Well, regardless of whether it is or isn’t, chewing gum is certainly the best pocket snack for people who just don’t like tic-tacs. So unless you want me to start chewing tobacco, I suggest buying me some gum =)

25¢ Buy it for me.

Best. Candy. Ever.

Sour Patch Kids have long been my favorite bagged candy. I love them so much that if you buy me a pack, I will totally marry you and we can make our own sour patch kids (if you know what I mean, baby).

$1 Buy it for me.

Gonna Buy Me A Big Mac…

I don’t really like McDonalds that much, but their Big Macs aren’t too bad. So for your generous donation of only 5 dollars I will be able to clog my arteries once again with this greasy sandwich.

$5 Buy it for me.

Pizza Pizza! 

Everybody likes pizza, right? So why not buy me one? Don’t worry, your kids can go hungry for a day or two, so long as I have food in my belly. And if you want to be super l33t haXz0r about it, you could also find out a way to have them deliver a pizza to my house. I currently haven’t found a way, maybe I should stop living out in the middle of nowhere, huh?

$10 Buy it for me.


And if you would like to really help out…


The Peeps At PeTA Aren’t Going to Like This…

While I do think vegetarians are kinda cool in their own sort of way, happen to be a carnivore, and there’s nothing I like more than a steak dinner. So break open your piggy banks or steal your mom’s credit card and send that money my way.

$50 Buy it for me.

Sebastian and the Chocolate Factory!

Do you even realize how awesome it would be to actually own a chocolate fountain?! To me that would be right in between “defeating Yugi Moto” and “blowing up the Death Star“. I don’t care what you have to do to get me this, but I suggest one of the following: Hack into Citibank, sell your house, withdrawal your inheritance or work as a prostitute.

$100 Buy it for me.

Hello Burger King, Can I Place An Order?

If you didn’t get that header, then you obviously haven’t listened to the clips on our Prank Calls page.

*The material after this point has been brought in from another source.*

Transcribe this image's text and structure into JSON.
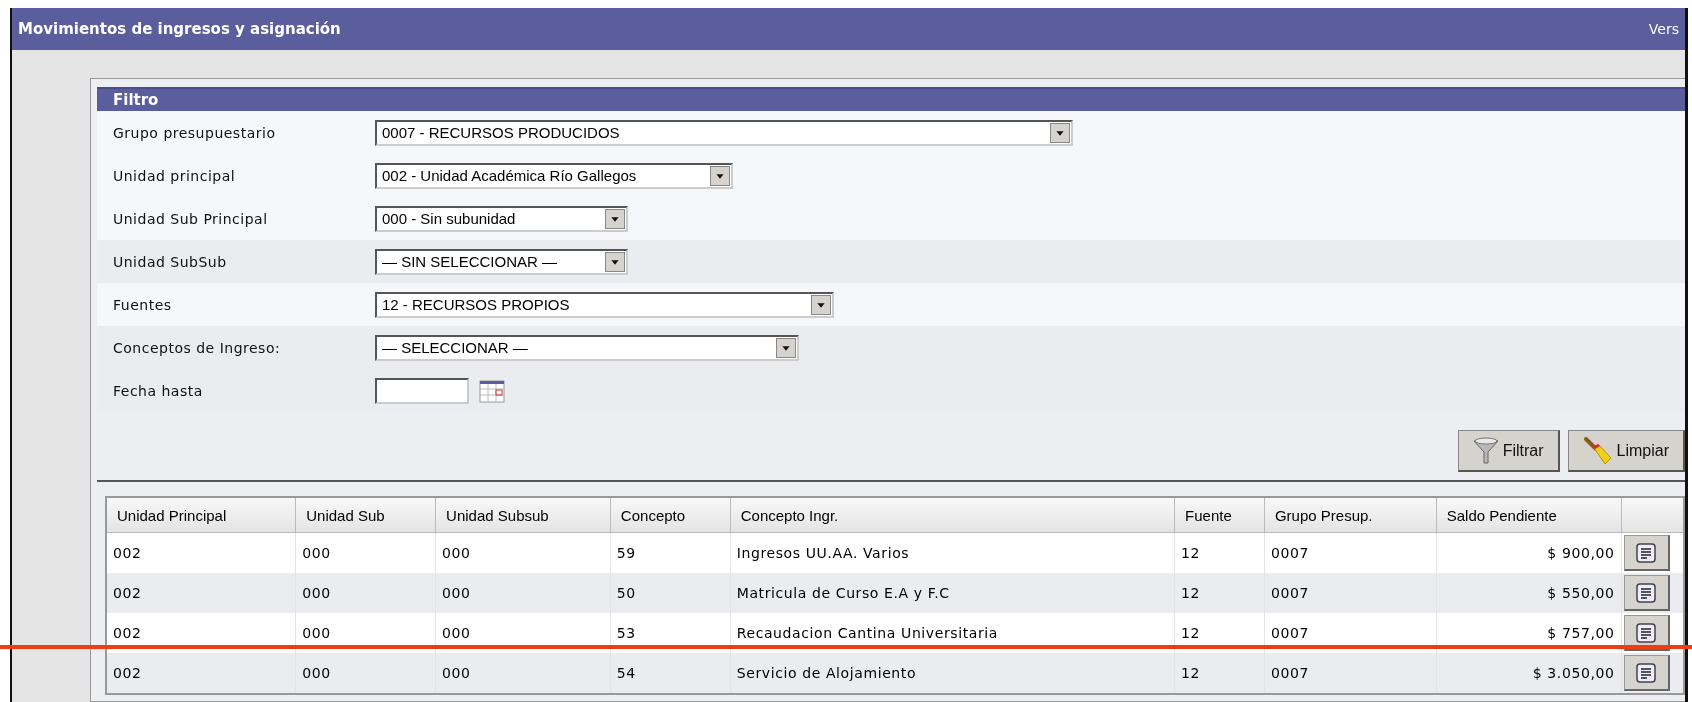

Shame on you. Anyway, sense Burger King wouldn’t allow us to order caviar from them, I can always ask you for it. Only $1000, any takers?

$1000 Buy it for me.

Lets Buy Out That Effin Clown! 

Ronald McDonald may own the biggest fast food restaurant chain in the world, but nobody is a superman, and I’m sure that clown has a weakness! So donate whatever amount you would like, and we can work towards earning enough money to buy 100% share of McDonalds. Then we can join forces with Walmart and take over the world! Muahaha.

??? Buy it for me.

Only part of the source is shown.